Here’s a basic Node.js example using Express to listen for FileFeed webhooks and verify their signatures.
const express = require('express');
const crypto = require('crypto');
const app = express();

app.use(express.json());

const WEBHOOK_SECRET = 'your_webhook_secret';

function verifySignature(requestPayload, signature) {
  const hmac = crypto.createHmac('sha256', WEBHOOK_SECRET);
  const digest = hmac.update(JSON.stringify(requestPayload)).digest('hex');
  return crypto.timingSafeEqual(
    Buffer.from(digest),
    Buffer.from(signature)
  );
}

app.post('/webhooks/sftpsync', (req, res) => {
const signature = req.headers['x-sftpsync-signature'];
  const requestBody = req.body;

  if (!signature || !verifySignature(requestBody, signature)) {
    return res.status(401).send('Invalid signature');
  }

  const event = requestBody.event;

  switch (event) {
    case 'GENERAL': {
      const { filename, status } = requestBody.data;
      console.log(`File ${filename} event received with status: ${status}`);
      
      if (status === 'completed') {
        console.log(`File ${filename} processed successfully`);
      } else if (status === 'failed') {
        const errorMessage = requestBody.data.errorMessage || 'Unknown error';
        console.log(`File ${filename} processing failed: ${errorMessage}`);
      }
      break;
    }
    default:
      console.log(`Unknown event type: ${event}`);
  }

  res.status(200).send('Webhook received');
});

app.listen(3000, () => {
  console.log('Webhook listener running on port 3000');
});

5. Best Practices

  • Respond quickly (within 5 seconds) to avoid webhook timeouts
  • Implement idempotency to handle potential duplicate webhook deliveries
  • Use a queue system for processing webhook data asynchronously
  • Store your webhook secret securely
  • Implement proper error handling

Retrieve processed data

Use either the TypeScript SDK or the REST API to fetch processed JSON rows for a pipeline run.
import FileFeed from '@filefeed/sdk';

const filefeed = new FileFeed({ apiKey: process.env.FILEFEED_API_KEY! });

// Get recent completed runs, then paginate data for a run
const runs = await filefeed.pipelineRuns.list({ status: 'completed', limit: 25 });
for (const run of runs.data) {
  let offset: number | null = 0;
  do {
    const page = await filefeed.pipelineRuns.getData({ pipelineRunId: run.id, limit: 1000, offset });
    // process page.data
    offset = page.data.length === 1000 ? (offset ?? 0) + page.data.length : null;
  } while (offset !== null);
  // Acknowledge once persisted
  await filefeed.pipelineRuns.ack({ pipelineRunId: run.id });
}
Finding the pipeline run ID:
  • In the app: Dashboard → Pipeline Runs
  • Via webhook: included in webhook payloads
All requests require an API key.
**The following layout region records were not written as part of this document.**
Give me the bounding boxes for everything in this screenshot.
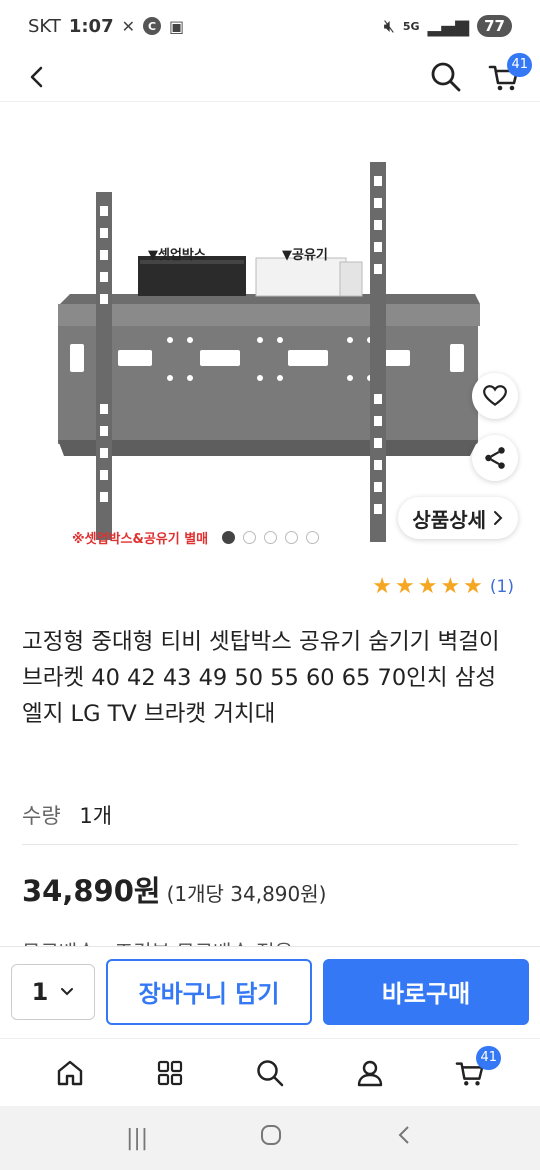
person-icon: [357, 1060, 383, 1086]
nav-categories[interactable]: [145, 1048, 195, 1098]
vibrate-icon: ▣: [169, 16, 185, 36]
time-label: 1:07: [68, 15, 114, 37]
star-icon: ★: [394, 574, 415, 599]
nav-home[interactable]: [45, 1048, 95, 1098]
search-button[interactable]: [426, 57, 466, 97]
cart-count-badge: 41: [476, 1045, 501, 1070]
back-arrow-icon: [30, 66, 43, 87]
quantity-label: 수량: [22, 804, 61, 828]
buy-now-button[interactable]: 바로구매: [323, 958, 529, 1025]
bottom-navigation: 41: [0, 1038, 540, 1106]
star-icon: ★: [417, 574, 438, 599]
grid-icon: [157, 1060, 183, 1085]
share-icon: [485, 447, 505, 469]
cart-button[interactable]: 41: [484, 52, 532, 97]
heart-icon: [483, 385, 507, 406]
search-icon: [431, 62, 461, 91]
battery-indicator: 77: [477, 15, 512, 37]
mute-icon: 🔇︎: [383, 15, 395, 37]
system-navigation-bar: |||: [0, 1106, 540, 1170]
pagination-dot[interactable]: [264, 531, 277, 544]
star-icon: ★: [440, 574, 461, 599]
quantity-value: 1개: [79, 804, 113, 828]
add-to-cart-button[interactable]: 장바구니 담기: [106, 958, 312, 1025]
cart-count-badge: 41: [507, 52, 532, 77]
pagination-dot[interactable]: [306, 531, 319, 544]
product-detail-button[interactable]: 상품상세: [398, 497, 518, 539]
share-button[interactable]: [472, 435, 518, 481]
chevron-right-icon: [494, 511, 503, 525]
product-detail-label: 상품상세: [412, 507, 486, 532]
quantity-info: 수량 1개: [22, 800, 112, 830]
back-button[interactable]: [18, 57, 58, 97]
rating-summary[interactable]: ★ ★ ★ ★ ★ (1): [372, 576, 514, 598]
missed-call-icon: ✕: [121, 16, 136, 36]
carrier-label: SKT: [28, 15, 61, 37]
chevron-down-icon: [61, 987, 74, 995]
home-system-button[interactable]: [260, 1124, 282, 1152]
purchase-action-bar: 1 장바구니 담기 바로구매: [0, 946, 540, 1036]
star-icon: ★: [463, 574, 483, 599]
price-block: 34,890원 (1개당 34,890원): [22, 868, 326, 910]
divider: [22, 844, 518, 845]
label-settop-box: ▼셋업박스: [148, 248, 206, 263]
quantity-select-value: 1: [31, 977, 49, 1006]
product-image-gallery[interactable]: ▼셋업박스 ▼공유기: [0, 104, 540, 564]
unit-price: (1개당 34,890원): [166, 882, 327, 906]
back-chevron-icon: [398, 1126, 409, 1144]
price: 34,890원: [22, 874, 161, 908]
circle-home-icon: [261, 1125, 282, 1145]
nav-search[interactable]: [245, 1048, 295, 1098]
pagination-dot[interactable]: [243, 531, 256, 544]
gallery-pagination: [222, 531, 319, 544]
status-bar: SKT 1:07 ✕ C ▣ 🔇︎ 5G ▂▄▆ 77: [0, 0, 540, 52]
signal-icon: ▂▄▆: [427, 15, 470, 37]
top-app-bar: 41: [0, 52, 540, 102]
quantity-select[interactable]: 1: [11, 963, 95, 1020]
image-caption: ※셋업박스&공유기 별매: [72, 532, 209, 547]
label-router: ▼공유기: [282, 248, 328, 263]
review-count[interactable]: (1): [490, 577, 514, 597]
product-title: 고정형 중대형 티비 셋탑박스 공유기 숨기기 벽걸이 브라켓 40 42 43…: [22, 629, 500, 727]
pagination-dot[interactable]: [222, 531, 235, 544]
wishlist-button[interactable]: [472, 373, 518, 419]
nav-cart[interactable]: 41: [445, 1045, 501, 1098]
pagination-dot[interactable]: [285, 531, 298, 544]
network-label: 5G: [402, 19, 420, 33]
nav-my-page[interactable]: [345, 1048, 395, 1098]
search-icon: [257, 1059, 284, 1086]
home-icon: [57, 1060, 83, 1085]
recent-apps-button[interactable]: |||: [126, 1126, 148, 1151]
back-system-button[interactable]: [394, 1124, 414, 1152]
star-icon: ★: [372, 574, 392, 599]
c-notification-icon: C: [143, 17, 162, 35]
Store it securely and never commit it.

Integration Checklist

Use this checklist to ensure your FileFeed integration is properly configured and ready for production use.

Step-by-step

  • Get API key (Dashboard → My Account → Security Settings)
  • Create Connection (SFTP credentials)
  • Define Schema (fields, validation)
  • Create Webhook (Dashboard → Webhooks)
  • Create and activate Pipeline (link connection + schema; mappings/transforms)
  • Register Webhook (store secret; verify HMAC signature)
  • Upload a sample file and confirm run “completed”
  • Retrieve processed data and persist (SDK or REST)
  • Acknowledge the pipeline run (OPTIONAL)
  • Monitor runs and webhook deliveries; set alerts
Once you’ve completed all items in this checklist, your FileFeed integration should be ready for production use.